Happi Bun wrote:
According to the AVMA:
Cooling - This method is not recommended. Formation of ice crystals on the skin and in tissues of an animal may cause pain or distress. Quick freezing of deeply anesthetized animals is acceptable.
Happi-Bun, you're quoting the section for ectothermics like turtles and frogs. :grumpy:
It doesn't come as much of a surprise that most everything that doesn't involve a vet isn't an acceptable form of euthanization.
Their report is even at odds with itself. They recommend CO/Co2 in the summary, but the text notes that burrowing animals like rabbits, and most babies of all species are more resistant to inhalants. Brain activity and thus the possibility of stress lasts quite awhile.

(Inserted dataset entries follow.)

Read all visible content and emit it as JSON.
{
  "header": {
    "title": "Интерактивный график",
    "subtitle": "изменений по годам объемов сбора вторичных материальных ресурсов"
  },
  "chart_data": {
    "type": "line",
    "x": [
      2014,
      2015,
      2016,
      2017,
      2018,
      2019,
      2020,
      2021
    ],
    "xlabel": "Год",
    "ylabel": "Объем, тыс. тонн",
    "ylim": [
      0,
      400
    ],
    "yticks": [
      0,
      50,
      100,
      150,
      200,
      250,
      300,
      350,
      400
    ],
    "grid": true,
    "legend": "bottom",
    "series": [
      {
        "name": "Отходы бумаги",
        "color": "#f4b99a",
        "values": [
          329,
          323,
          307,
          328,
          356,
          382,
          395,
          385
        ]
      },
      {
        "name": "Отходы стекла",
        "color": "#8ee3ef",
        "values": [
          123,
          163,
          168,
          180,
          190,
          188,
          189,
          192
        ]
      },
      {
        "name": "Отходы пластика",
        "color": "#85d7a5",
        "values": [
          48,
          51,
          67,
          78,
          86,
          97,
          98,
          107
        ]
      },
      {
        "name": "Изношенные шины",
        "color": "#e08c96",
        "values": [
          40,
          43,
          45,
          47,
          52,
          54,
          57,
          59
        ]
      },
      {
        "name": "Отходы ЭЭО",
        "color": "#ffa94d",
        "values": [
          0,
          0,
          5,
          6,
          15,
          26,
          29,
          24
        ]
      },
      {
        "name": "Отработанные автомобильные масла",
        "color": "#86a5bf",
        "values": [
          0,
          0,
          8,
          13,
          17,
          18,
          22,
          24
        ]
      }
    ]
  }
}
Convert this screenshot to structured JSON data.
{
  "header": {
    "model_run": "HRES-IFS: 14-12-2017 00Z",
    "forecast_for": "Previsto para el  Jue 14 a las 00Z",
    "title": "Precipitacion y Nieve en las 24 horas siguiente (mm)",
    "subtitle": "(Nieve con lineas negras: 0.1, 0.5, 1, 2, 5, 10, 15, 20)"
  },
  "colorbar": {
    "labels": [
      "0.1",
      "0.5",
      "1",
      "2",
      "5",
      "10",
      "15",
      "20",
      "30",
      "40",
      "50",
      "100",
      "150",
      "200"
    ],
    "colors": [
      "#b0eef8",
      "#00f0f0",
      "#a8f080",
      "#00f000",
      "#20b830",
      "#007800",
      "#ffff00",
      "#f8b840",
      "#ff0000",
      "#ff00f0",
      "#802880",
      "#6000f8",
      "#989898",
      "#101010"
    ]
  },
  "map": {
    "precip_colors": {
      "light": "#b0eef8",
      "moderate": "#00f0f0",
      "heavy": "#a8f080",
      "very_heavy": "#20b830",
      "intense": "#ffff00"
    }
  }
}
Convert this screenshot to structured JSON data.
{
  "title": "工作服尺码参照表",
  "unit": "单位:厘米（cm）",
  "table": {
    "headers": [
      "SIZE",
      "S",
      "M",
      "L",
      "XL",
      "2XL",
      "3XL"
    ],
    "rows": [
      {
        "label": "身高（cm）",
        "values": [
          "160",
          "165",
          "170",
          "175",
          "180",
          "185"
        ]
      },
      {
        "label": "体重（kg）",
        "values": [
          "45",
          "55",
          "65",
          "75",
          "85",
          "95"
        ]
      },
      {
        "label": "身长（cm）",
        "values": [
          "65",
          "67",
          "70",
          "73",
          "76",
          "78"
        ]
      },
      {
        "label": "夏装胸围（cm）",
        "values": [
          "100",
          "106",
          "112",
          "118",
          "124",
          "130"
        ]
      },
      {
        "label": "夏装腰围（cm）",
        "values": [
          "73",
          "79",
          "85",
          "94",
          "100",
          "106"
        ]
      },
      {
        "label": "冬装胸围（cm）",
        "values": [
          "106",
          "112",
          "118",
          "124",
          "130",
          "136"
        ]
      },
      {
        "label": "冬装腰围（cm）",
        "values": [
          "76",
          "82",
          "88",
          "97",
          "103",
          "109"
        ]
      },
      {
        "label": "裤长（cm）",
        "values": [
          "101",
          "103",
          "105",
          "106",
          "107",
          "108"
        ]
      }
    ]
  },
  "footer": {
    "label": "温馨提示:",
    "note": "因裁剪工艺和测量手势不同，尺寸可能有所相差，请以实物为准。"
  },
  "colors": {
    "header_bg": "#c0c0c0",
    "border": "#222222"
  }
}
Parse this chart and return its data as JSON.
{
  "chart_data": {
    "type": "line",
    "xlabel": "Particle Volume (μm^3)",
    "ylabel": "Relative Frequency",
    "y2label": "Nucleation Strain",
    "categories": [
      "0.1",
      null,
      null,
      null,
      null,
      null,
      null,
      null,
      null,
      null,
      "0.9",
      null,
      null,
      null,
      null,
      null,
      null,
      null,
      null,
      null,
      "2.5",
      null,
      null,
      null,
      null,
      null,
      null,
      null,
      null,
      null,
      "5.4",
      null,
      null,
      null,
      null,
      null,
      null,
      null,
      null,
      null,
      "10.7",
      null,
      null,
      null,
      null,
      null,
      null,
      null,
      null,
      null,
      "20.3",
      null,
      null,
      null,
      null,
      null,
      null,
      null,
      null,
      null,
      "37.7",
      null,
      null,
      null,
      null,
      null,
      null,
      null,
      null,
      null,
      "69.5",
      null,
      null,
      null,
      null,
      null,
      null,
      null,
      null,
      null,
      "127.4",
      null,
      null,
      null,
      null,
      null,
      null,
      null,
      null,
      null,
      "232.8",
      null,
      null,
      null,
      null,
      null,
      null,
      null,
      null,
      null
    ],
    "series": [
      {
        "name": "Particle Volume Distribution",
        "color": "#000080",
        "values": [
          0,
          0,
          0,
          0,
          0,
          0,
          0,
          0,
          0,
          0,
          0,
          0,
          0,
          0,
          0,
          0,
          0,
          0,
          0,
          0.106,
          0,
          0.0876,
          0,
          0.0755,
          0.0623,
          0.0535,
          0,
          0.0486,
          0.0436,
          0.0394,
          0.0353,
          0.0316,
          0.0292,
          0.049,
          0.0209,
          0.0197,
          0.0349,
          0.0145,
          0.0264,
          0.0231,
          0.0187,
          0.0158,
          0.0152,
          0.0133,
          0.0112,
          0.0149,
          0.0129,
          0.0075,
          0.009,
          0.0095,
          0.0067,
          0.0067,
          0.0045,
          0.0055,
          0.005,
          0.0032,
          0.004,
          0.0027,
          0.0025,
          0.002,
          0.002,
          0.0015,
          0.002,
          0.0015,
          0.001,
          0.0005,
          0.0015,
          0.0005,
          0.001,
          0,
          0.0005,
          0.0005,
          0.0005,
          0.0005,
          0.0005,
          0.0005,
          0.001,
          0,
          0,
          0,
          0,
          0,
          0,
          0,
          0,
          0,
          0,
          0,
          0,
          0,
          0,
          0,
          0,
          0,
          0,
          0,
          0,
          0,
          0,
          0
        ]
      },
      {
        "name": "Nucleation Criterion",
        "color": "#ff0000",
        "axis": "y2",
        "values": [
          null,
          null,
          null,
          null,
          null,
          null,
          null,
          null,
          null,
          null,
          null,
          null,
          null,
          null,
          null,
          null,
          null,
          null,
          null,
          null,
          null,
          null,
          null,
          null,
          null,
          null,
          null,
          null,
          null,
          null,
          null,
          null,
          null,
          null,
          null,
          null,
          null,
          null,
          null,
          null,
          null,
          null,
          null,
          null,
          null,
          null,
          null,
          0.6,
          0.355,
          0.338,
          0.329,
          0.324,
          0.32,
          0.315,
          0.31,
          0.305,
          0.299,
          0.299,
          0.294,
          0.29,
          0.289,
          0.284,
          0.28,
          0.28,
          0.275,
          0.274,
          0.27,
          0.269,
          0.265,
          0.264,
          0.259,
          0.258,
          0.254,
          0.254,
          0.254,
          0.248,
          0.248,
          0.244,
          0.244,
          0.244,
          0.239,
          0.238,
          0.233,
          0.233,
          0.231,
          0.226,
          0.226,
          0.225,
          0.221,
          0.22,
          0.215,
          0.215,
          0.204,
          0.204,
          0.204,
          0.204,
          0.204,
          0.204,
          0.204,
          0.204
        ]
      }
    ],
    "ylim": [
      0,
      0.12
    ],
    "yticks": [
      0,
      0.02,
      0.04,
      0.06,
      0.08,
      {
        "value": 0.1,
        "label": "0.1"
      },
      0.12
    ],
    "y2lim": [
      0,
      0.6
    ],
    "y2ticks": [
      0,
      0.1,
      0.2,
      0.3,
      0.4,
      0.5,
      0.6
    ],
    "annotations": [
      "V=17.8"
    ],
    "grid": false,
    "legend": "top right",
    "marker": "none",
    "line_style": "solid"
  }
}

Decapitation is controversial because of 13 or 14 seconds of 'electrical' activity of the brain, but recent studies dispute that there is pain and suffering, there is an immediate loss of consciousness and thus awareness.
Right now there's a major campaign here to eliminate the 'inhumane' Co2 'boxes' a few shelters are using. I really want to look into this further.
The Vets idea of humane euthanization of small animals is administering an anesthetic and then sodium pentobarbital, but aside from the fact that it requires an intravenous injection -- hard in cats and extremely hard for rabbits -- the stress of restraining and poking the poor animals, coupled with the obvious nausea, not to mention the ridiculous expense makes me wonder how this is considered more humane then a possible 13 second period of brain activity.
Both the cats I've had put down recently were extremely stressed, the needles were painful and they vomited repeatedly. And the cost was upwards of $150 each.
Its so easy to take an overdose of pain meds or sleeping pills, it never ceases to amaze me how difficult it is to put down a suffering pet.